NEW YORK — Cryptocurrency mogul Do Kwon weaponized investors' trust, convincing them that his company's artificially propped up crypto ecosystem was safe before a $40 billion crash wiped out nest eggs and money for charities, college tuition, rent and other bills, victims said at his sentencing hearing Thursday.
Kwon, known by some as ''the cryptocurrency king,'' listened as victims — one in court and others by telephone — described the scam's personal toll. He pleaded guilty in Manhattan federal court in August to fraud charges stemming from Terraform Labs' $40 billion crash.
The loss was greater than the combined losses caused by FTX fraudster Sam Bankman-Fried and OneCoin co-founder Karl Sebastian Greenwood's multi-level-marketing scheme, prosecutors said.
Sentencing guidelines recommend about 25 years in prison, but federal prosecutors have asked for 12 years. They cited his guilty plea, pending prosecution in Korea and time behind bars in Montenegro while awaiting extradition. Kwon's lawyers asked for five years, arguing that his conduct stemmed not from greed, but hubris and desperation.
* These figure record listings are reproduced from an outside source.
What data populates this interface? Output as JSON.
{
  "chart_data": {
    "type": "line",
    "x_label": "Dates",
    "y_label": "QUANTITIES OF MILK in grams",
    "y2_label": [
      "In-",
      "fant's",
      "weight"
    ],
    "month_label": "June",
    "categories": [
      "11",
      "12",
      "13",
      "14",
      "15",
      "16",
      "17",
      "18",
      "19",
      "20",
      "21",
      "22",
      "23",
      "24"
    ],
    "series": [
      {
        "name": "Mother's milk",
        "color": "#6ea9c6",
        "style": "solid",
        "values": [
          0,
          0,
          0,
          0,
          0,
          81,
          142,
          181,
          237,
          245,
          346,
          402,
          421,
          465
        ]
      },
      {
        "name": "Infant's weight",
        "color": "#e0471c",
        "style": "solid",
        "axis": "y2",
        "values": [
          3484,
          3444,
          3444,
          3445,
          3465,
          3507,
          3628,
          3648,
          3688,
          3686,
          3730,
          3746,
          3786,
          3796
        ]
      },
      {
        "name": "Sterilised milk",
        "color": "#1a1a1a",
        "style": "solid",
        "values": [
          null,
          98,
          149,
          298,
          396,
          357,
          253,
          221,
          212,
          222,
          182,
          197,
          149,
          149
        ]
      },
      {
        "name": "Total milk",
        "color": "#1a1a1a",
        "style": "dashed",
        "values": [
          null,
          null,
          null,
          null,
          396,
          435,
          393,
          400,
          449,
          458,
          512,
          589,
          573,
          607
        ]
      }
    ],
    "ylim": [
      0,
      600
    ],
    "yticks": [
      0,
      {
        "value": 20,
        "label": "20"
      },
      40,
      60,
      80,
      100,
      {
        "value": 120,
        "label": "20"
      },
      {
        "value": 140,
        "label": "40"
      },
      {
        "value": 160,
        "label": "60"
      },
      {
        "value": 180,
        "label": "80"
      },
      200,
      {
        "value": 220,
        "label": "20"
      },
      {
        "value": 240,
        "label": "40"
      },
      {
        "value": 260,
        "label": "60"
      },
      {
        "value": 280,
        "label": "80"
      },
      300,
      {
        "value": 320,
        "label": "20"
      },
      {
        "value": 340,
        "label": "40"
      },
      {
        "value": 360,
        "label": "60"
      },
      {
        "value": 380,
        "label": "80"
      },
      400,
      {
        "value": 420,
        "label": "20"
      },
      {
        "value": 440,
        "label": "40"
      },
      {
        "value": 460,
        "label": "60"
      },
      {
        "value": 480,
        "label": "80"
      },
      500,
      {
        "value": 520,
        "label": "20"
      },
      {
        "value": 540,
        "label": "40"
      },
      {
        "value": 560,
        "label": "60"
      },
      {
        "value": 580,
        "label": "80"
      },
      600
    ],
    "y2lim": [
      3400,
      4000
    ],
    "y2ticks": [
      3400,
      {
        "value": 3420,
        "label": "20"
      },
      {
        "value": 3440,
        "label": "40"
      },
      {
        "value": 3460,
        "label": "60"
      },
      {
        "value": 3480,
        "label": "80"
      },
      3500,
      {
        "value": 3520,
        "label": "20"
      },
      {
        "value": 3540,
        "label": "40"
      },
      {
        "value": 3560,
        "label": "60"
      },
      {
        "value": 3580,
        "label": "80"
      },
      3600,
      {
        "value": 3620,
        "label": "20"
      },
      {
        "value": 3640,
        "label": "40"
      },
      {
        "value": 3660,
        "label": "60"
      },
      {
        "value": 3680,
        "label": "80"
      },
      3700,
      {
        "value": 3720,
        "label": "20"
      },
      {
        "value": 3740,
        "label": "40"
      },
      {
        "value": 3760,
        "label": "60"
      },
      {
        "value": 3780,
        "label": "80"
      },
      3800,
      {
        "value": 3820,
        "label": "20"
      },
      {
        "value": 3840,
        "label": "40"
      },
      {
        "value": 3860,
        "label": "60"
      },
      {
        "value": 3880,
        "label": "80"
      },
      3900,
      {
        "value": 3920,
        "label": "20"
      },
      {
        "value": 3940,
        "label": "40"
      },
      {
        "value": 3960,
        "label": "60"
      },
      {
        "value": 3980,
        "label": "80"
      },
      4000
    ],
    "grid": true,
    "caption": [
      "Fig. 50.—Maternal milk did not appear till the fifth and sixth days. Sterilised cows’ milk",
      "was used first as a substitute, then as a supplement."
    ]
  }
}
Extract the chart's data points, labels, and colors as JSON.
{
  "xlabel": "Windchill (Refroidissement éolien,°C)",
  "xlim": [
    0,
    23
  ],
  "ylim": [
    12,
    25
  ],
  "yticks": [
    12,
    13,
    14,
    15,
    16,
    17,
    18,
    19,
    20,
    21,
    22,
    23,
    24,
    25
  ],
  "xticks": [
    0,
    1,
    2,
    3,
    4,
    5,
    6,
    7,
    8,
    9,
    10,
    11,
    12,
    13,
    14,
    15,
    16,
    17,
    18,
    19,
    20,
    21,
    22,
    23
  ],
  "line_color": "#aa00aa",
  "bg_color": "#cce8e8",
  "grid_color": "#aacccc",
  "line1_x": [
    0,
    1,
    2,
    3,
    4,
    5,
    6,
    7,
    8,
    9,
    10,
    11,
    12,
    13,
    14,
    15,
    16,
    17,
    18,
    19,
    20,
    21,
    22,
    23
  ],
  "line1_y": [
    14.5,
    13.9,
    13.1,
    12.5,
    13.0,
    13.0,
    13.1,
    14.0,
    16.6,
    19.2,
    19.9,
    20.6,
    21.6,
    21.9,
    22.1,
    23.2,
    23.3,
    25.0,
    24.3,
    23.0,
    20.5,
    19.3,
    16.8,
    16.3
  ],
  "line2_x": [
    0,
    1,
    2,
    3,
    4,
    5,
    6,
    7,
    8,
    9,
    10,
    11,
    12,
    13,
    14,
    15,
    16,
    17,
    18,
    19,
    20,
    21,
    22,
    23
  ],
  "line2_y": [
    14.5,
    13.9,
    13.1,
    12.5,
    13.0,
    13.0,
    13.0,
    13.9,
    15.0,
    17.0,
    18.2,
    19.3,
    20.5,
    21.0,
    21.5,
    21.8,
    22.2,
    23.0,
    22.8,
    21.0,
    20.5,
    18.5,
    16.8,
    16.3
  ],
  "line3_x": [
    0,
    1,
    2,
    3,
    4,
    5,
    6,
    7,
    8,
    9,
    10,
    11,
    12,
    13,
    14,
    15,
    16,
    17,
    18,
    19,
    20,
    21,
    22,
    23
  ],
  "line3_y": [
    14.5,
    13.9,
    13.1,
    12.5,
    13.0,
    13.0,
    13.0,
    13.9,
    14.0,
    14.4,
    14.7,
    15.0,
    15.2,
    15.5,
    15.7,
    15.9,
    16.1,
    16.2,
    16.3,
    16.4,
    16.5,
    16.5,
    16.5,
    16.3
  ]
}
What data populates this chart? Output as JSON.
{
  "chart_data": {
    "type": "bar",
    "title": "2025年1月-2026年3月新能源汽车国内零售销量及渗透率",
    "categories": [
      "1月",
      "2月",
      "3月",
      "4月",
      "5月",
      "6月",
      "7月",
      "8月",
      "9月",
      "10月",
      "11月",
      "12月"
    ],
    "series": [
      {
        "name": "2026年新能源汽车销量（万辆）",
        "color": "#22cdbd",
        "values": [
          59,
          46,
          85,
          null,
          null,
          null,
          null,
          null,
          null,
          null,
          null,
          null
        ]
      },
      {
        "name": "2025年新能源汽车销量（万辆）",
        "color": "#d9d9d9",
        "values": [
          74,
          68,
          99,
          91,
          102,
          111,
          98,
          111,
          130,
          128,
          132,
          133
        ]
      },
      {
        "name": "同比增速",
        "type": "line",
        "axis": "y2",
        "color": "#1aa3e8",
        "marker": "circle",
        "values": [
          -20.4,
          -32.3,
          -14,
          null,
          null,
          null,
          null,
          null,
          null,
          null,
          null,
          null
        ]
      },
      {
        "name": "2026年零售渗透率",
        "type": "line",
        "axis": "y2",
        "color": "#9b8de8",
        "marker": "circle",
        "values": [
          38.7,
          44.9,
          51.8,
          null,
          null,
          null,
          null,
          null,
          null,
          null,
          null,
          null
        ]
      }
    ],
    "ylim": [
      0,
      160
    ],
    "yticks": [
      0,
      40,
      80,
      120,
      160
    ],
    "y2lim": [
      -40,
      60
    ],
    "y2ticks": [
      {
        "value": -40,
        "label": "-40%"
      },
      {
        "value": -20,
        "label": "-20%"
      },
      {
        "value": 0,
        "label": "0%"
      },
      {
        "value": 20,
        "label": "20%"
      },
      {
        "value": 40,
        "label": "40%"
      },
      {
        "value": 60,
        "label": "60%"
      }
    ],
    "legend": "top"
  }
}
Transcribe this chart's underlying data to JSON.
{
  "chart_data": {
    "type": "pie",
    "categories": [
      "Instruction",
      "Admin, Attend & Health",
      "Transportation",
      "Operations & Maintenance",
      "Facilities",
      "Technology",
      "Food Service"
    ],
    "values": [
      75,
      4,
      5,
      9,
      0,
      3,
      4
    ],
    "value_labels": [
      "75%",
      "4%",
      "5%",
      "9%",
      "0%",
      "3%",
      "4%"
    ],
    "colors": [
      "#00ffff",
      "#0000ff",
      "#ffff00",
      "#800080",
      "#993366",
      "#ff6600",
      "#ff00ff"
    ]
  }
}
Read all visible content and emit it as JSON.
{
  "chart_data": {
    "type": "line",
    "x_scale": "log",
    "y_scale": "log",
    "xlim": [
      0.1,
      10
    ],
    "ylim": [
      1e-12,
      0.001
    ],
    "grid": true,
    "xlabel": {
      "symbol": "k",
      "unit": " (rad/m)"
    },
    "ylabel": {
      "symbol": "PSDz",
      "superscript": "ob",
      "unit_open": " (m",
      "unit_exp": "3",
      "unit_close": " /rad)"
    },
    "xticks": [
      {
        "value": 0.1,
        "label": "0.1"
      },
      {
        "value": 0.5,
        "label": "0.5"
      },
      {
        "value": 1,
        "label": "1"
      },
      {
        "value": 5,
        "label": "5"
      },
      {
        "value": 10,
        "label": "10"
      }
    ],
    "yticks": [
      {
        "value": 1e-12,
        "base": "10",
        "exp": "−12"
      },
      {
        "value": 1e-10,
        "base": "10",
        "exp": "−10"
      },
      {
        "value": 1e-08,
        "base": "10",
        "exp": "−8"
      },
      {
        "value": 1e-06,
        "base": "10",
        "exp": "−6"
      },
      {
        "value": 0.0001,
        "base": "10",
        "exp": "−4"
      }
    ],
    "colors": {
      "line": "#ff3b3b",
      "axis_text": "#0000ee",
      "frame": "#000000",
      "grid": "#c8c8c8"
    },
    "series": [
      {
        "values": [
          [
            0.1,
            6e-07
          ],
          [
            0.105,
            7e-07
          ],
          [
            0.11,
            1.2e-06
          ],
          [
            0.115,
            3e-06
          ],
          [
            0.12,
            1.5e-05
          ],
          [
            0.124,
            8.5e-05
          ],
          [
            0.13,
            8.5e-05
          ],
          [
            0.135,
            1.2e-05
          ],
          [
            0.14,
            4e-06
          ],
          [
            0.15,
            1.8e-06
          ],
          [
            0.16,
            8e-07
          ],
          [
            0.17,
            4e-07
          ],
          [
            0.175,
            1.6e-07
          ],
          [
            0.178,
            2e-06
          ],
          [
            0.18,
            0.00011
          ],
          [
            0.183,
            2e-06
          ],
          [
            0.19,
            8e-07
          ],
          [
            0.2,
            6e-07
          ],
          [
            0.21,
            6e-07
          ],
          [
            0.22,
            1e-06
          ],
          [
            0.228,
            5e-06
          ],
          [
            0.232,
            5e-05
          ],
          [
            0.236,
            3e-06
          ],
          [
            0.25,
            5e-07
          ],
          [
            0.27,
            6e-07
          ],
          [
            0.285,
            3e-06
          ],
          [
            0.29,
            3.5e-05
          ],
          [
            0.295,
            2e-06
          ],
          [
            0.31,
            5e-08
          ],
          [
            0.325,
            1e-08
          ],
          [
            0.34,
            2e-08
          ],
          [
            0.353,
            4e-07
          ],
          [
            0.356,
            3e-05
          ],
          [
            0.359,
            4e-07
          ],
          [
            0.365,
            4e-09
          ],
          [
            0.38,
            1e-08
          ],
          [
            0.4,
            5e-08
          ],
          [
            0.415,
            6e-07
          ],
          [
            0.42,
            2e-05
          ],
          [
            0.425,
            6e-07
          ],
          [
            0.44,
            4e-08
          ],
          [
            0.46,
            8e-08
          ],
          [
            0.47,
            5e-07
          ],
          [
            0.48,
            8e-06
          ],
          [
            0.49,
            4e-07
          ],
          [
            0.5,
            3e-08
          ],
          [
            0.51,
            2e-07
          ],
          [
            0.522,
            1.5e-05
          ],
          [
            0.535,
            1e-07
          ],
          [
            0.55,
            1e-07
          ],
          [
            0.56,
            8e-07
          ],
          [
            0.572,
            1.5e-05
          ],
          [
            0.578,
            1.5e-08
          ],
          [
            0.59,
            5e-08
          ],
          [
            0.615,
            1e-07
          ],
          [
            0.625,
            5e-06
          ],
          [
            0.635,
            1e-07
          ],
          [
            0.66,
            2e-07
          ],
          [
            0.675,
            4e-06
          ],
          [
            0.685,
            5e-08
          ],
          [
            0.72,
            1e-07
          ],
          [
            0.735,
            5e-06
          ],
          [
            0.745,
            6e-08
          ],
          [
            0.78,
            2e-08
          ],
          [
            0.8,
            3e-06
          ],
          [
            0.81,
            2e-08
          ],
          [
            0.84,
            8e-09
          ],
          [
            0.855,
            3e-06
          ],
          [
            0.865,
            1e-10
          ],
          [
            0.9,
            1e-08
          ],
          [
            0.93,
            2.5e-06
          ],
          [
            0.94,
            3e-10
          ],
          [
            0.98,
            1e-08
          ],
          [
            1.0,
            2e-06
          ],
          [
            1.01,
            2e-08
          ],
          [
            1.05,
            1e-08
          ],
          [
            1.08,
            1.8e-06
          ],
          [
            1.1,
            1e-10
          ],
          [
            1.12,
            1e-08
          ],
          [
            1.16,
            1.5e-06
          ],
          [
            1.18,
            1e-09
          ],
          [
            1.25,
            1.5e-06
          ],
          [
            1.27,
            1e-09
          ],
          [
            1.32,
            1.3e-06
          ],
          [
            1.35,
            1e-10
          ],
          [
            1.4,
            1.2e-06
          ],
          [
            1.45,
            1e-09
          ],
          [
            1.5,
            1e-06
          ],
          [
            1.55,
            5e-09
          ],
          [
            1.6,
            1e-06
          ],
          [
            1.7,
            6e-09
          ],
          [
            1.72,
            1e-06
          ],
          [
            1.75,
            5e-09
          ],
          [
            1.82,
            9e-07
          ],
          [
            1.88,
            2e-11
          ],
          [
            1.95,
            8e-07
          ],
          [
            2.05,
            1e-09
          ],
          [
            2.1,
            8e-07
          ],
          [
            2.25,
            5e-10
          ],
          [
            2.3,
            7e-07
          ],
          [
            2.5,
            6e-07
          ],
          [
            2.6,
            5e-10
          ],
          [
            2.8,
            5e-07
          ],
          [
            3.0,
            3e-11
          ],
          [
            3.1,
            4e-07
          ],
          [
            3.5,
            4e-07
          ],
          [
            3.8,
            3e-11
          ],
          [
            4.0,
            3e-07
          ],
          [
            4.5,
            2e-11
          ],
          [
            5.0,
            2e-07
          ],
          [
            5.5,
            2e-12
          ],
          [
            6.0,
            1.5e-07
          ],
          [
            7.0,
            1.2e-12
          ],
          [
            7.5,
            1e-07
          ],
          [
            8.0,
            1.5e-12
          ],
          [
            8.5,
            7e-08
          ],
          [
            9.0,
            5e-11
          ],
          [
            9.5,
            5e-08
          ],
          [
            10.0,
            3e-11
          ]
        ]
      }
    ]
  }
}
Kwon fled from Singapore, where his tried to rebuild Terraform Labs, to Serbia and then Montenegro after his assets were frozen. He was extradited to the U.S. after his March 23, 2023, arrest while traveling on a false passport.
Judge Paul A. Engelmayer will issue Kwon's sentence later Thursday after giving him and his lawyers a chance to address the court.
Kwon's Terraform Labs had touted its TerraUSD as a reliable ''stablecoin'' — a kind of currency typically pegged to stable assets to prevent drastic fluctuations in prices. But prosecutors say it was an illusion backed by outside cash infusions that came crumbling down, devastating investors and triggering ''a cascade of crises that swept through cryptocurrency markets.''
Kwon, who hails from South Korea, has agreed to forfeit over $19 million as part of the plea deal.